Studiengang Drehbuch - Abteilung VI - Lehrstuhl Creative Writing
Doris Dörrie über das Schreiben:
"Wir haben in Deutschland ein nationales Schreibhandikap, weil wir im Grunde zutiefst davon überzeugt sind, dass man schreiben nicht lernen kann. Entweder man fällt als Goethe vom Himmel auf deutschen Boden - oder man sollte es doch besser gleich bleiben lassen. So ergibt das ständige Gejammere, es gäbe bei uns keine Autoren, natürlich Sinn.
Die Amerikaner haben mit ihrem schrecklichen Optimismus, dass man alles schaffen kann, auch vor dem Schreiben nicht Halt gemacht. Schon lange vor der Erfindung des "creative writing" (Im Unterschied zu was? Auch Einkaufszettel schreiben kann kreativ sein. Muss nicht.) gab es dort eine Vorstellung, dass man allein durch Schreiben schreiben lernen kann. Eine viel pragmatischere und nicht in Ehrfurcht erstarrte Haltung dem Schreiben gegenüber.

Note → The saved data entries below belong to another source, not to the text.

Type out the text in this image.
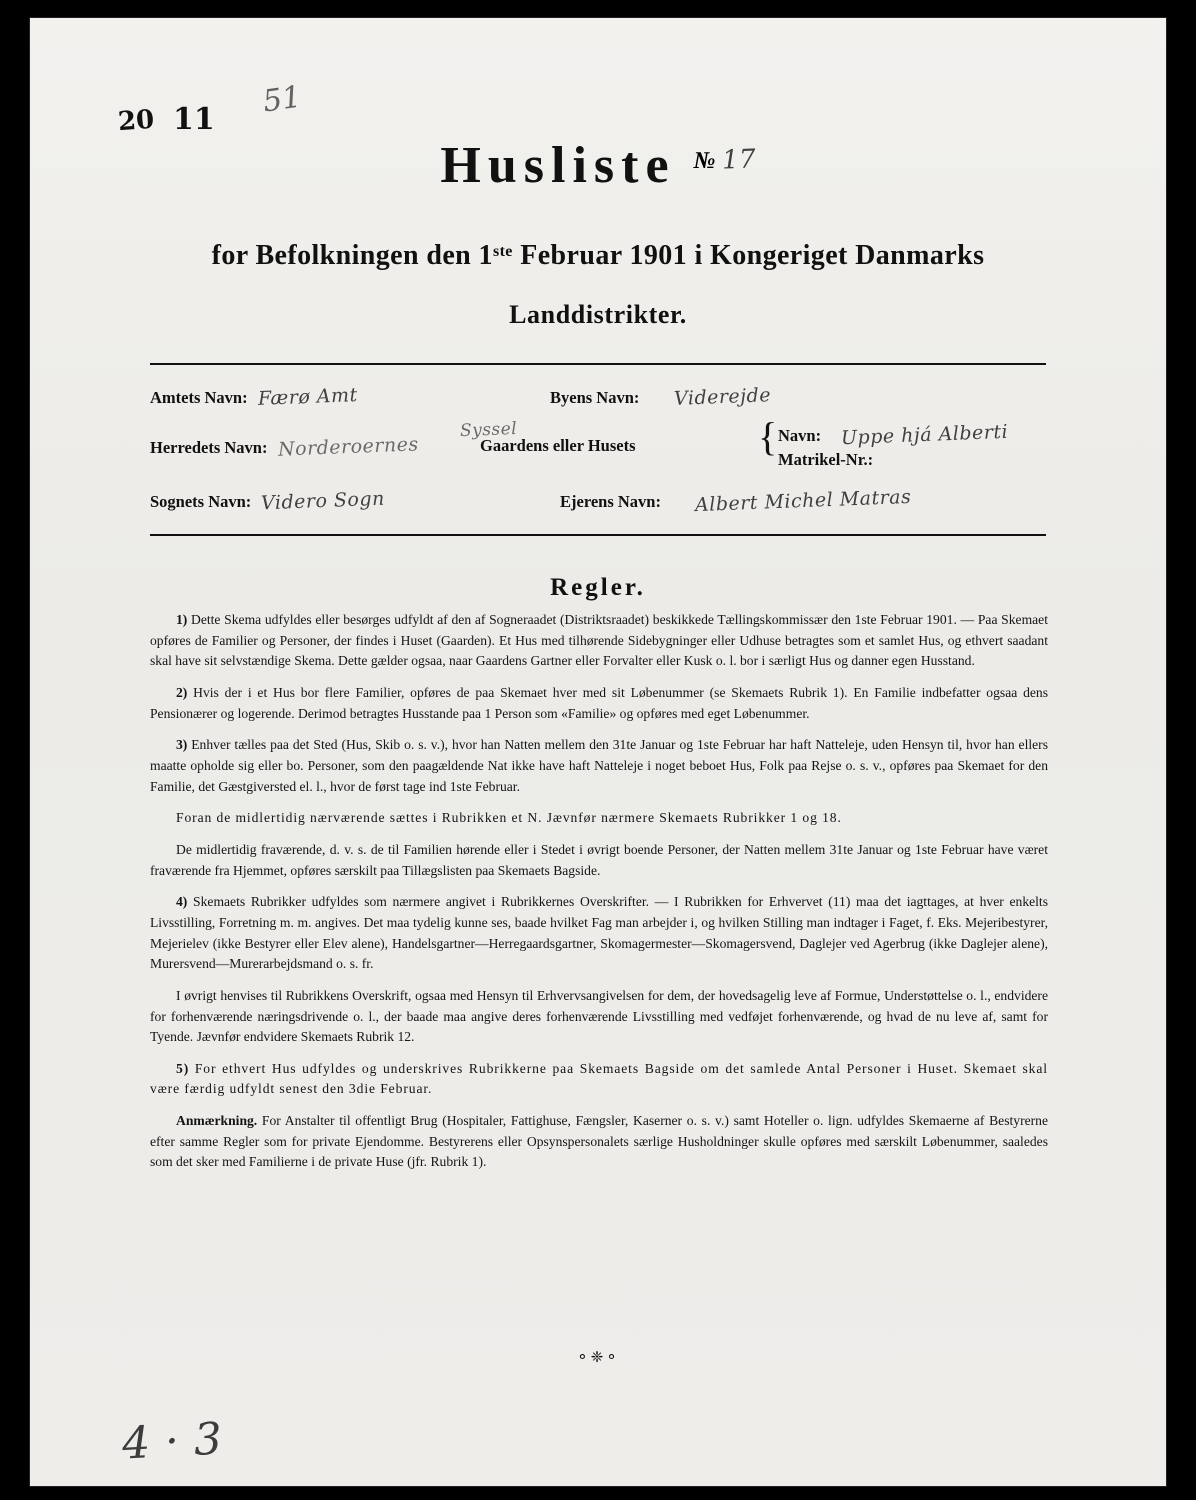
20 11
51
Husliste № 17
for Befolkningen den 1ste Februar 1901 i Kongeriget Danmarks
Landdistrikter.
Amtets Navn: Færø Amt	Byens Navn: Viderejde
Herredets Navn: Norderoernes
Syssel
Gaardens eller Husets	{ Navn: Uppe hjá Alberti
Matrikel-Nr.:
Sognets Navn: Videro Sogn	Ejerens Navn: Albert Michel Matras
Regler.

1) Dette Skema udfyldes eller besørges udfyldt af den af Sogneraadet (Distriktsraadet) beskikkede Tællingskommissær den 1ste Februar 1901. — Paa Skemaet opføres de Familier og Personer, der findes i Huset (Gaarden). Et Hus med tilhørende Sidebygninger eller Udhuse betragtes som et samlet Hus, og ethvert saadant skal have sit selvstændige Skema. Dette gælder ogsaa, naar Gaardens Gartner eller Forvalter eller Kusk o. l. bor i særligt Hus og danner egen Husstand.

2) Hvis der i et Hus bor flere Familier, opføres de paa Skemaet hver med sit Løbenummer (se Skemaets Rubrik 1). En Familie indbefatter ogsaa dens Pensionærer og logerende. Derimod betragtes Husstande paa 1 Person som «Familie» og opføres med eget Løbenummer.

3) Enhver tælles paa det Sted (Hus, Skib o. s. v.), hvor han Natten mellem den 31te Januar og 1ste Februar har haft Natteleje, uden Hensyn til, hvor han ellers maatte opholde sig eller bo. Personer, som den paagældende Nat ikke have haft Natteleje i noget beboet Hus, Folk paa Rejse o. s. v., opføres paa Skemaet for den Familie, det Gæstgiversted el. l., hvor de først tage ind 1ste Februar.

Foran de midlertidig nærværende sættes i Rubrikken et N. Jævnfør nærmere Skemaets Rubrikker 1 og 18.

De midlertidig fraværende, d. v. s. de til Familien hørende eller i Stedet i øvrigt boende Personer, der Natten mellem 31te Januar og 1ste Februar have været fraværende fra Hjemmet, opføres særskilt paa Tillægslisten paa Skemaets Bagside.

4) Skemaets Rubrikker udfyldes som nærmere angivet i Rubrikkernes Overskrifter. — I Rubrikken for Erhvervet (11) maa det iagttages, at hver enkelts Livsstilling, Forretning m. m. angives. Det maa tydelig kunne ses, baade hvilket Fag man arbejder i, og hvilken Stilling man indtager i Faget, f. Eks. Mejeribestyrer, Mejerielev (ikke Bestyrer eller Elev alene), Handelsgartner—Herregaardsgartner, Skomagermester—Skomagersvend, Daglejer ved Agerbrug (ikke Daglejer alene), Murersvend—Murerarbejdsmand o. s. fr.

I øvrigt henvises til Rubrikkens Overskrift, ogsaa med Hensyn til Erhvervsangivelsen for dem, der hovedsagelig leve af Formue, Understøttelse o. l., endvidere for forhenværende næringsdrivende o. l., der baade maa angive deres forhenværende Livsstilling med vedføjet forhenværende, og hvad de nu leve af, samt for Tyende. Jævnfør endvidere Skemaets Rubrik 12.

5) For ethvert Hus udfyldes og underskrives Rubrikkerne paa Skemaets Bagside om det samlede Antal Personer i Huset. Skemaet skal være færdig udfyldt senest den 3die Februar.

Anmærkning. For Anstalter til offentligt Brug (Hospitaler, Fattighuse, Fængsler, Kaserner o. s. v.) samt Hoteller o. lign. udfyldes Skemaerne af Bestyrerne efter samme Regler som for private Ejendomme. Bestyrerens eller Opsynspersonalets særlige Husholdninger skulle opføres med særskilt Løbenummer, saaledes som det sker med Familierne i de private Huse (jfr. Rubrik 1).

⚬❈⚬
4 · 3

Zu allererst ist Schreiben Handwerk. Üben. Weiterschreiben. Sitzenbleiben. Ob es dann Kunst ist, stellt sich viel viel später heraus. Das ist mein Hauptziel in der Arbeit mit dem Studenten: Schreiben als Handwerk aufzufassen und dadurch auch die Angst davor zu verlieren.
Gleichzeitig die Erörterung der Frage: Was will ich eigentlich erzählen? Und warum? Diese scheinbar harmlosen Fragen können einen leicht um den Verstand bringen, denn nichts ist schwieriger zu beantworten. Darin liegt mein Hauptspaß in der Arbeit mit den Studenten: sich wie ein Maulwurf immer tiefer in diese beiden Fragen hineinzubaggern, ausgerüstet mit guter Technik und gutem Werkzeug.
Zusammen auf diese Expedition zu gehen, was könnte schöner sein? Manchmal laufen wir in unseren Seminaren allerdings auch über glühende Kohlen - aber das ist eine andere Geschichte."